Important News: Trump ancam Italia di tengah perselisihan soal perang Iran, Paus Leo
Trump ancam Italia di tengah perselisihan soal perang Iran, Paus Leo
Washington — Presiden Amerika Serikat Donald Trump menyatakan ancaman terhadap Italia, mengingat hubungan antara kedua negara yang semakin memburuk akibat perbedaan pandangan mengenai konflik dengan Iran dan sikap Trump terhadap Paus Leo. Pernyataan tersebut diunggah oleh Trump di platform Truth Social pada Kamis (16/4). “Italia tidak lagi menjadi bagian dari kita, dan kita pun tidak akan lagi menjadi bagian dari mereka,” tulis Trump dalam pesan yang memicu reaksi di Italia.
Giorgia Meloni, Perdana Menteri Italia, yang sebelumnya dianggap sebagai sekutu dekat Trump, kini terlibat perselisihan dengan presiden AS tersebut. Ketegangan ini memuncak karena perbedaan pandangan dalam kerangka NATO. Kritik keras Trump terhadap Paus Leo dan keputusan AS-Israel untuk melancarkan serangan terhadap Iran menjadi faktor utama yang memicu ketidaksepahaman. Keputusan itu juga berdampak signifikan pada pasar keuangan global.
“Saya terkejut bahwa Meloni tidak ingin membantu kita dalam perang melawan Iran,” kata Trump kepada surat kabar Corriere della Sera. Pernyataan ini diucapkan setelah Meloni menilai kecaman Trump terhadap Paus Leo “tidak bisa diterima.”

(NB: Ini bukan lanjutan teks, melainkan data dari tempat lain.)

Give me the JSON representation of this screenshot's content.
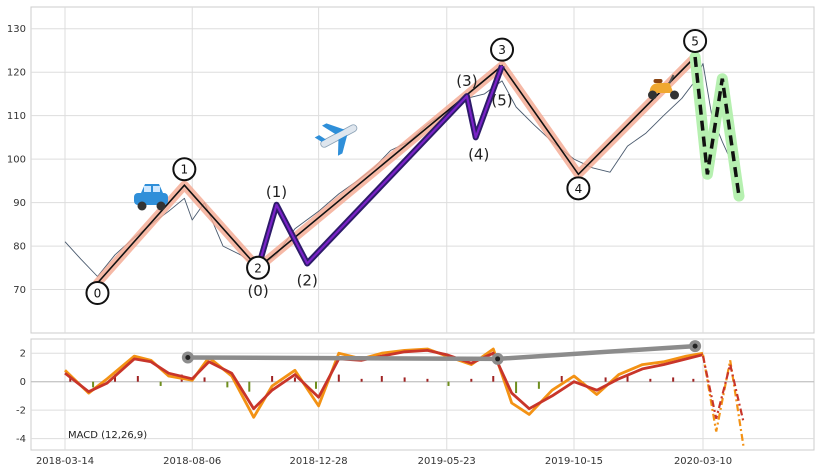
{
  "chart_data": [
    {
      "type": "line",
      "title": "",
      "subtitle": "",
      "xlabel": "",
      "ylabel": "",
      "xlim": [
        "2018-03-14",
        "2020-07-20"
      ],
      "ylim": [
        60,
        135
      ],
      "grid": true,
      "x_ticks": [
        "2018-03-14",
        "2018-08-06",
        "2018-12-28",
        "2019-05-23",
        "2019-10-15",
        "2020-03-10"
      ],
      "y_ticks": [
        70,
        80,
        90,
        100,
        110,
        120,
        130
      ],
      "price_series": {
        "x": [
          "2018-03-14",
          "2018-04-01",
          "2018-04-20",
          "2018-05-10",
          "2018-06-01",
          "2018-06-20",
          "2018-07-10",
          "2018-07-28",
          "2018-08-06",
          "2018-08-20",
          "2018-09-10",
          "2018-09-30",
          "2018-10-20",
          "2018-11-10",
          "2018-12-01",
          "2018-12-28",
          "2019-01-20",
          "2019-02-10",
          "2019-03-01",
          "2019-03-20",
          "2019-04-10",
          "2019-05-01",
          "2019-05-23",
          "2019-06-15",
          "2019-07-05",
          "2019-07-25",
          "2019-08-10",
          "2019-08-30",
          "2019-09-20",
          "2019-10-15",
          "2019-11-05",
          "2019-11-25",
          "2019-12-15",
          "2020-01-05",
          "2020-01-25",
          "2020-02-15",
          "2020-03-01",
          "2020-03-10",
          "2020-03-20",
          "2020-04-01",
          "2020-04-10",
          "2020-04-20"
        ],
        "values": [
          81,
          77,
          73,
          78,
          82,
          85,
          88,
          91,
          86,
          90,
          80,
          78,
          75,
          78,
          84,
          88,
          92,
          95,
          98,
          102,
          104,
          108,
          111,
          114,
          115,
          118,
          112,
          108,
          104,
          100,
          98,
          97,
          103,
          106,
          110,
          114,
          118,
          122,
          110,
          104,
          100,
          97
        ]
      },
      "elliott_wave": {
        "points": [
          {
            "label": "0",
            "x": "2018-04-20",
            "y": 71.5
          },
          {
            "label": "1",
            "x": "2018-07-28",
            "y": 94
          },
          {
            "label": "2",
            "x": "2018-10-20",
            "y": 75
          },
          {
            "label": "3",
            "x": "2019-07-25",
            "y": 121.5
          },
          {
            "label": "4",
            "x": "2019-10-20",
            "y": 96.5
          },
          {
            "label": "5",
            "x": "2020-03-01",
            "y": 123.5
          }
        ]
      },
      "sub_wave": {
        "points": [
          {
            "label": "(0)",
            "x": "2018-10-20",
            "y": 75
          },
          {
            "label": "(1)",
            "x": "2018-11-10",
            "y": 89.5
          },
          {
            "label": "(2)",
            "x": "2018-12-15",
            "y": 76
          },
          {
            "label": "(3)",
            "x": "2019-06-15",
            "y": 114.5
          },
          {
            "label": "(4)",
            "x": "2019-06-25",
            "y": 105
          },
          {
            "label": "(5)",
            "x": "2019-07-25",
            "y": 121.5
          }
        ]
      },
      "forecast": {
        "x": [
          "2020-03-01",
          "2020-03-15",
          "2020-04-01",
          "2020-04-20"
        ],
        "values": [
          123.5,
          96.5,
          118.5,
          91.5
        ]
      },
      "icons": [
        "car-icon",
        "airplane-icon",
        "scooter-icon"
      ],
      "colors": {
        "price": "#4a5a6e",
        "wave_band": "#f4a890",
        "wave_line": "#111111",
        "sub_wave_outer": "#2d1b69",
        "sub_wave_inner": "#7a22c8",
        "forecast_band": "#b6f0b0",
        "forecast_line": "#111111",
        "circle_stroke": "#111111"
      }
    },
    {
      "type": "line",
      "title": "",
      "annotation": "MACD (12,26,9)",
      "xlim": [
        "2018-03-14",
        "2020-07-20"
      ],
      "ylim": [
        -4.8,
        3.0
      ],
      "grid": true,
      "y_ticks": [
        -4,
        -2,
        0,
        2
      ],
      "x_ticks": [
        "2018-03-14",
        "2018-08-06",
        "2018-12-28",
        "2019-05-23",
        "2019-10-15",
        "2020-03-10"
      ],
      "macd": {
        "x": [
          "2018-03-14",
          "2018-04-10",
          "2018-05-01",
          "2018-06-01",
          "2018-06-20",
          "2018-07-10",
          "2018-08-06",
          "2018-08-25",
          "2018-09-20",
          "2018-10-15",
          "2018-11-05",
          "2018-12-01",
          "2018-12-28",
          "2019-01-20",
          "2019-02-15",
          "2019-03-10",
          "2019-04-05",
          "2019-05-01",
          "2019-05-23",
          "2019-06-20",
          "2019-07-15",
          "2019-08-05",
          "2019-08-25",
          "2019-09-20",
          "2019-10-15",
          "2019-11-10",
          "2019-12-05",
          "2020-01-01",
          "2020-01-25",
          "2020-02-20",
          "2020-03-10"
        ],
        "values": [
          0.8,
          -0.8,
          0.2,
          1.8,
          1.5,
          0.4,
          0.1,
          1.7,
          0.4,
          -2.5,
          -0.3,
          0.8,
          -1.7,
          2.0,
          1.6,
          2.0,
          2.2,
          2.3,
          1.8,
          1.2,
          2.3,
          -1.5,
          -2.3,
          -0.6,
          0.4,
          -0.9,
          0.5,
          1.2,
          1.4,
          1.8,
          2.0
        ]
      },
      "signal": {
        "x": [
          "2018-03-14",
          "2018-04-10",
          "2018-05-01",
          "2018-06-01",
          "2018-06-20",
          "2018-07-10",
          "2018-08-06",
          "2018-08-25",
          "2018-09-20",
          "2018-10-15",
          "2018-11-05",
          "2018-12-01",
          "2018-12-28",
          "2019-01-20",
          "2019-02-15",
          "2019-03-10",
          "2019-04-05",
          "2019-05-01",
          "2019-05-23",
          "2019-06-20",
          "2019-07-15",
          "2019-08-05",
          "2019-08-25",
          "2019-09-20",
          "2019-10-15",
          "2019-11-10",
          "2019-12-05",
          "2020-01-01",
          "2020-01-25",
          "2020-02-20",
          "2020-03-10"
        ],
        "values": [
          0.6,
          -0.7,
          -0.1,
          1.6,
          1.4,
          0.6,
          0.2,
          1.4,
          0.6,
          -1.9,
          -0.6,
          0.5,
          -1.1,
          1.6,
          1.5,
          1.8,
          2.1,
          2.2,
          1.9,
          1.3,
          2.0,
          -0.8,
          -1.9,
          -1.0,
          0.0,
          -0.6,
          0.2,
          0.9,
          1.2,
          1.6,
          1.9
        ]
      },
      "histogram": {
        "x": [
          "2018-03-20",
          "2018-04-15",
          "2018-05-10",
          "2018-06-05",
          "2018-07-01",
          "2018-07-25",
          "2018-08-20",
          "2018-09-15",
          "2018-10-10",
          "2018-11-05",
          "2018-12-01",
          "2018-12-25",
          "2019-01-20",
          "2019-02-15",
          "2019-03-10",
          "2019-04-05",
          "2019-05-01",
          "2019-05-25",
          "2019-06-20",
          "2019-07-15",
          "2019-08-10",
          "2019-09-05",
          "2019-10-01",
          "2019-10-25",
          "2019-11-20",
          "2019-12-15",
          "2020-01-10",
          "2020-02-05",
          "2020-02-28"
        ],
        "values": [
          0.3,
          -0.4,
          0.5,
          0.4,
          -0.3,
          0.5,
          0.3,
          -0.4,
          -0.7,
          0.4,
          0.3,
          -0.5,
          0.5,
          0.2,
          0.4,
          0.3,
          0.2,
          -0.3,
          0.2,
          0.4,
          -0.8,
          -0.5,
          0.4,
          -0.3,
          0.3,
          0.4,
          0.2,
          0.3,
          0.2
        ]
      },
      "divergence_line": {
        "x": [
          "2018-08-01",
          "2019-07-20",
          "2020-03-01"
        ],
        "values": [
          1.7,
          1.6,
          2.5
        ]
      },
      "forecast_macd": {
        "x": [
          "2020-03-10",
          "2020-03-25",
          "2020-04-10",
          "2020-04-25"
        ],
        "values": [
          1.9,
          -3.5,
          1.5,
          -4.5
        ]
      },
      "forecast_signal": {
        "x": [
          "2020-03-10",
          "2020-03-25",
          "2020-04-10",
          "2020-04-25"
        ],
        "values": [
          1.8,
          -2.6,
          1.2,
          -2.8
        ]
      },
      "colors": {
        "macd": "#f39214",
        "signal": "#c8352a",
        "hist_positive": "#a02323",
        "hist_negative": "#6e8e1e",
        "divergence": "#8c8c8c"
      }
    }
  ]
}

Trump menjelaskan bahwa sikap Paus Leo terhadap Iran memicu ketidakpuasan. “Apakah seseorang bisa memberi tahu Paus Leo bahwa Iran telah membunuh setidaknya 42.000 demonstran tak bersenjata dalam dua bulan terakhir, serta bahwa Iran memiliki bom nuklir yang sama sekali tidak bisa diterima?” tanya Trump, mengkritik Paus Leo yang mendukung rakyat Palestina di Gaza dan menentang serangan AS-Israel terhadap Iran.
Di Italia, Meloni dan tokoh-tokoh oposisi menyambut keras ancaman Trump. Meskipun Paus Leo berasal dari AS, keberadaan Vatikan sebagai negara kecil di Roma serta pengaruh Katolik yang kuat di Italia membuat setiap kritik terhadap paus terasa seperti serangan terhadap negara tersebut. Dominasi agama Katolik di sana menjadikan posisi Paus Leo sebagai simbol kekuatan politik dan spiritual, sehingga perbedaan pendapat antara Trump dan Meloni menjadi isu yang sensitif.